今月15日、バイデン大統領の署名によって1兆2,000億ドル規模のインフラ投資・雇用法(Infrastructure Investment and Jobs Act)が成立しました。これに続き、バイデン大統領のもう一つの看板政策である、気候変動対策や社会保障への大型歳出法案「ビルド・バック・ベター法案(Build Back Better Act)」が下院において可決されました。この法案の中には、インフラ投資・雇用法とは別に、高速鉄道への支出として5年間で100億ドル(約1兆1,300億円)というものが含まれています(H.R.5376)。今後、上院でこの法案が可決されるかは依然として不透明な状況ですが、仮に可決された場合、全米各地で計画されている高速鉄道プロジェクト間で連邦政府の資金獲得に向けた動きが活発化しそうです。
アメリカの高速鉄道計画
全米各地では、多くの高速鉄道計画が検討されています。しかしながら、車社会、国土が広大で人口分布がまばらなどといった様々な要因から、莫大な資金が必要となるフルスペックの高速鉄道をアメリカで実現するのは非常に難しいのが現状です。オバマ政権時代には、全米各地の高速鉄道プロジェクトを前進させるため、総額80億ドルを投じる景気刺激策が実施されました。しかし、実際に着工されたカリフォルニア高速鉄道ですら、当初の計画からの大幅な変更や遅延を余儀なくされ、前トランプ政権になってからは連邦補助金の返還を求められる事態にまで陥ってしまった経緯があります。
なお、ビルド・バック・ベター法案では対象となる高速鉄道について、在来線と共有する路線の場合は時速160マイル(250km)以上、高速鉄道専用の路線の場合は時速約186マイル(300km)以上で走行する回廊鉄道と定義しています。
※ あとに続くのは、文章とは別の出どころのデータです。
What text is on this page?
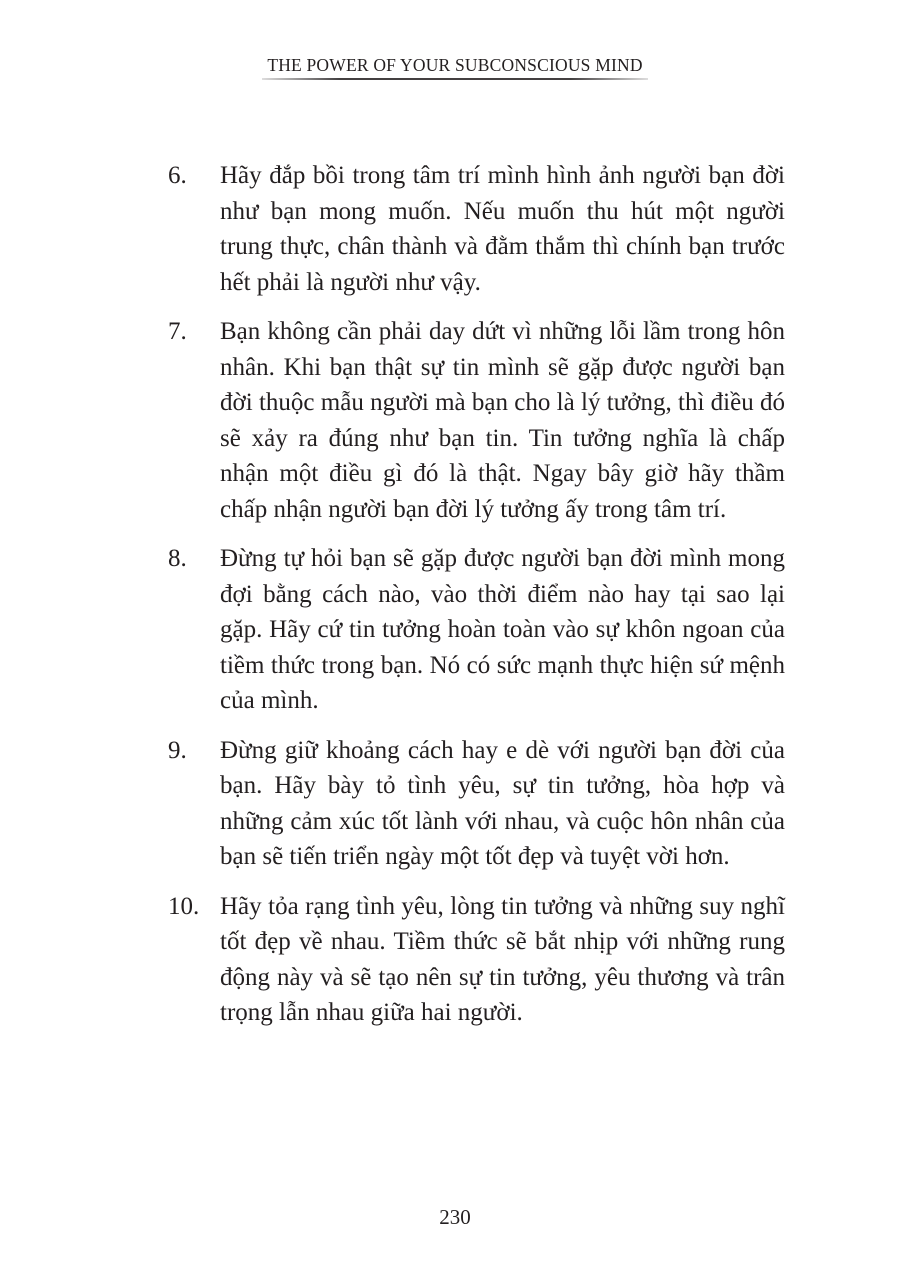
THE POWER OF YOUR SUBCONSCIOUS MIND
6. Hãy đắp bồi trong tâm trí mình hình ảnh người bạn đời như bạn mong muốn. Nếu muốn thu hút một người trung thực, chân thành và đằm thắm thì chính bạn trước hết phải là người như vậy.

7. Bạn không cần phải day dứt vì những lỗi lầm trong hôn nhân. Khi bạn thật sự tin mình sẽ gặp được người bạn đời thuộc mẫu người mà bạn cho là lý tưởng, thì điều đó sẽ xảy ra đúng như bạn tin. Tin tưởng nghĩa là chấp nhận một điều gì đó là thật. Ngay bây giờ hãy thầm chấp nhận người bạn đời lý tưởng ấy trong tâm trí.

8. Đừng tự hỏi bạn sẽ gặp được người bạn đời mình mong đợi bằng cách nào, vào thời điểm nào hay tại sao lại gặp. Hãy cứ tin tưởng hoàn toàn vào sự khôn ngoan của tiềm thức trong bạn. Nó có sức mạnh thực hiện sứ mệnh của mình.

9. Đừng giữ khoảng cách hay e dè với người bạn đời của bạn. Hãy bày tỏ tình yêu, sự tin tưởng, hòa hợp và những cảm xúc tốt lành với nhau, và cuộc hôn nhân của bạn sẽ tiến triển ngày một tốt đẹp và tuyệt vời hơn.

10. Hãy tỏa rạng tình yêu, lòng tin tưởng và những suy nghĩ tốt đẹp về nhau. Tiềm thức sẽ bắt nhịp với những rung động này và sẽ tạo nên sự tin tưởng, yêu thương và trân trọng lẫn nhau giữa hai người.

230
現在のところ、ある程度実現性が高くこの定義に当てはまるプロジェクトは、着工済みのカリフォルニア高速鉄道のほか、テキサスセントラル鉄道、ブライトラインウェストなどが挙げられるかと思います。ただ、テキサスセントラル鉄道、ブライトラインウェストといった民間事業者によるプロジェクトが連邦政府による支援対象に該当するかは不透明です。
今回の法案が可決された場合、オバマ政権時代と同じことを繰り返さないためにも、どのプロジェクトに重点的に支援を行うかを見極めることは非常に重要なポイントになるかと思います。今後、アメリカの高速鉄道の行方を左右するであろう同法案の動向に注目していきます。